I just finished reading World War Z by Max Brooks.
What sparked me reading it was watching “an agent of the United Nations Postwar Commission” ten years after the zombie war. As I read, in my head, I referred to him as “the recorder” because he barely was present, asking very few questions, the sections were just the verbal explanation of whatever the interviewee went through during the war.
Each section has a short introduction of where he took the interview and it’s state before and/or after the war and that’s where the scope of the book totally superseded the movie. Everywhere on Earth was taken into consideration, from a small town in America to Government officials in China, the amount of characters introduced covered every single twist, conflict, reaction, failure and result of such actions on the whole world.

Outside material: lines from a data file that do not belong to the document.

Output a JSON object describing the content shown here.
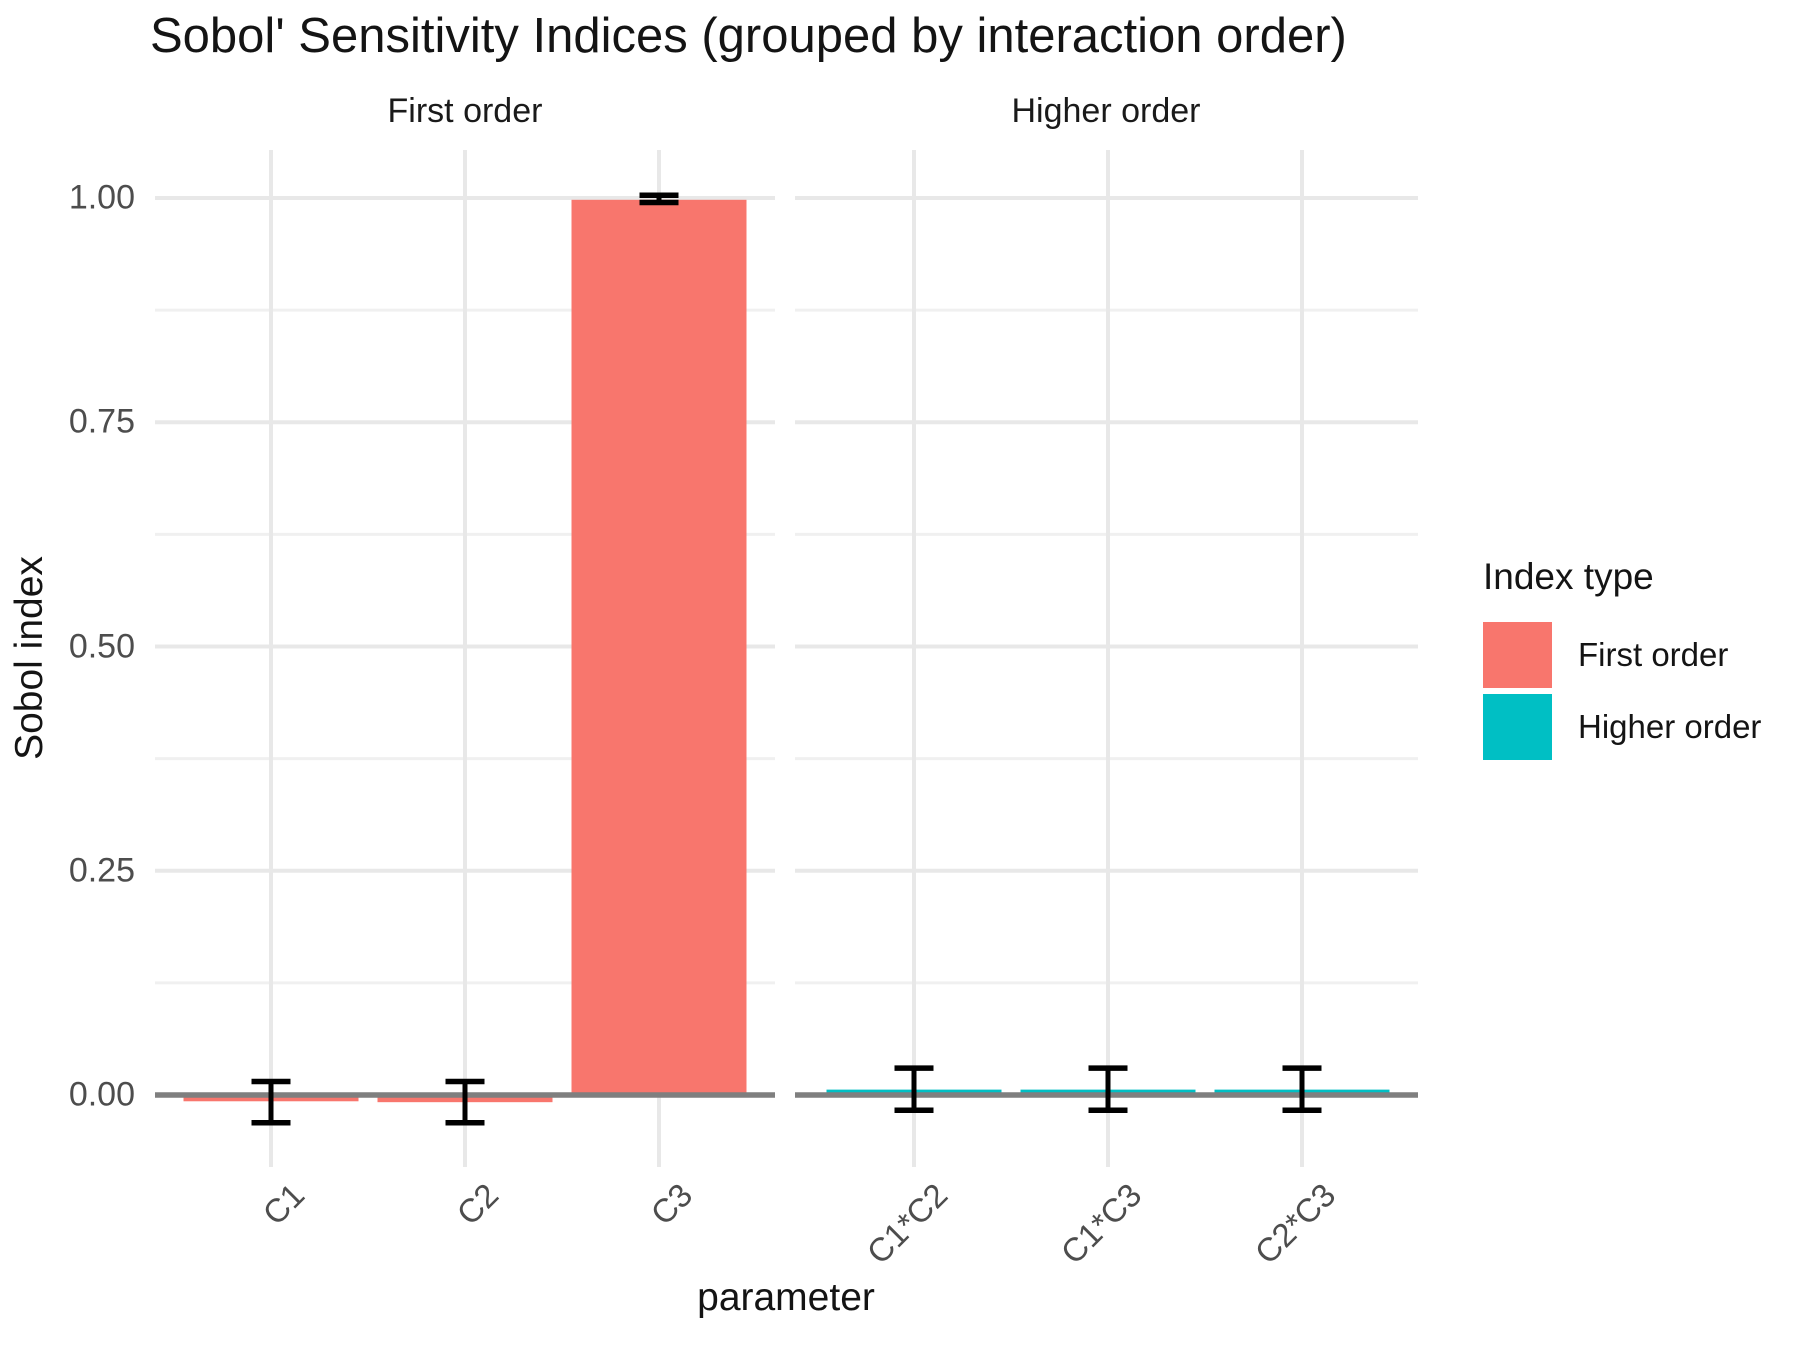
{
  "title": "Sobol' Sensitivity Indices (grouped by interaction order)",
  "axes": {
    "x_title": "parameter",
    "y_title": "Sobol index",
    "y_tick_labels": [
      "0.00",
      "0.25",
      "0.50",
      "0.75",
      "1.00"
    ],
    "y_tick_values": [
      0,
      0.25,
      0.5,
      0.75,
      1.0
    ]
  },
  "legend": {
    "title": "Index type",
    "items": [
      {
        "label": "First order",
        "color": "#F8766D"
      },
      {
        "label": "Higher order",
        "color": "#00BFC4"
      }
    ]
  },
  "chart_data": {
    "type": "bar",
    "title": "Sobol' Sensitivity Indices (grouped by interaction order)",
    "xlabel": "parameter",
    "ylabel": "Sobol index",
    "ylim": [
      -0.08,
      1.05
    ],
    "grid": true,
    "legend_position": "right",
    "legend_title": "Index type",
    "facets": [
      {
        "label": "First order",
        "series": "First order",
        "color": "#F8766D",
        "categories": [
          "C1",
          "C2",
          "C3"
        ],
        "values": [
          -0.007,
          -0.008,
          0.998
        ],
        "ci_low": [
          -0.031,
          -0.031,
          0.995
        ],
        "ci_high": [
          0.015,
          0.015,
          1.003
        ]
      },
      {
        "label": "Higher order",
        "series": "Higher order",
        "color": "#00BFC4",
        "categories": [
          "C1*C2",
          "C1*C3",
          "C2*C3"
        ],
        "values": [
          0.006,
          0.006,
          0.006
        ],
        "ci_low": [
          -0.017,
          -0.017,
          -0.017
        ],
        "ci_high": [
          0.03,
          0.03,
          0.03
        ]
      }
    ]
  },
  "style": {
    "grid_major": "#E8E8E8",
    "grid_minor": "#F0F0F0",
    "zero_line": "#7F7F7F",
    "error_bar": "#000000",
    "tick_text": "#4d4d4d"
  }
}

It is written as if this war of zombies actually occurred, very believable as to what the governments would do, how the scientists would react, how consumers and millionaires would try and save themselves. Actually took into account the physicality of the zombies themselves, how you’d need to kill them, how they would freeze in the winter and how people could take advantage of that, even had described what was being done to eradicate the zombies which were in the oceans!
Overall it was an amazing book to read, one of my favorite books now. Since I love when fiction overlaps reality in such a precise way. Which is why my favorite book ever (so far) is Anne Rice, covers centuries of real history to incorporate her vampire characters to be believable. And I’d suggest to anyone who likes either of these books to pick up the other.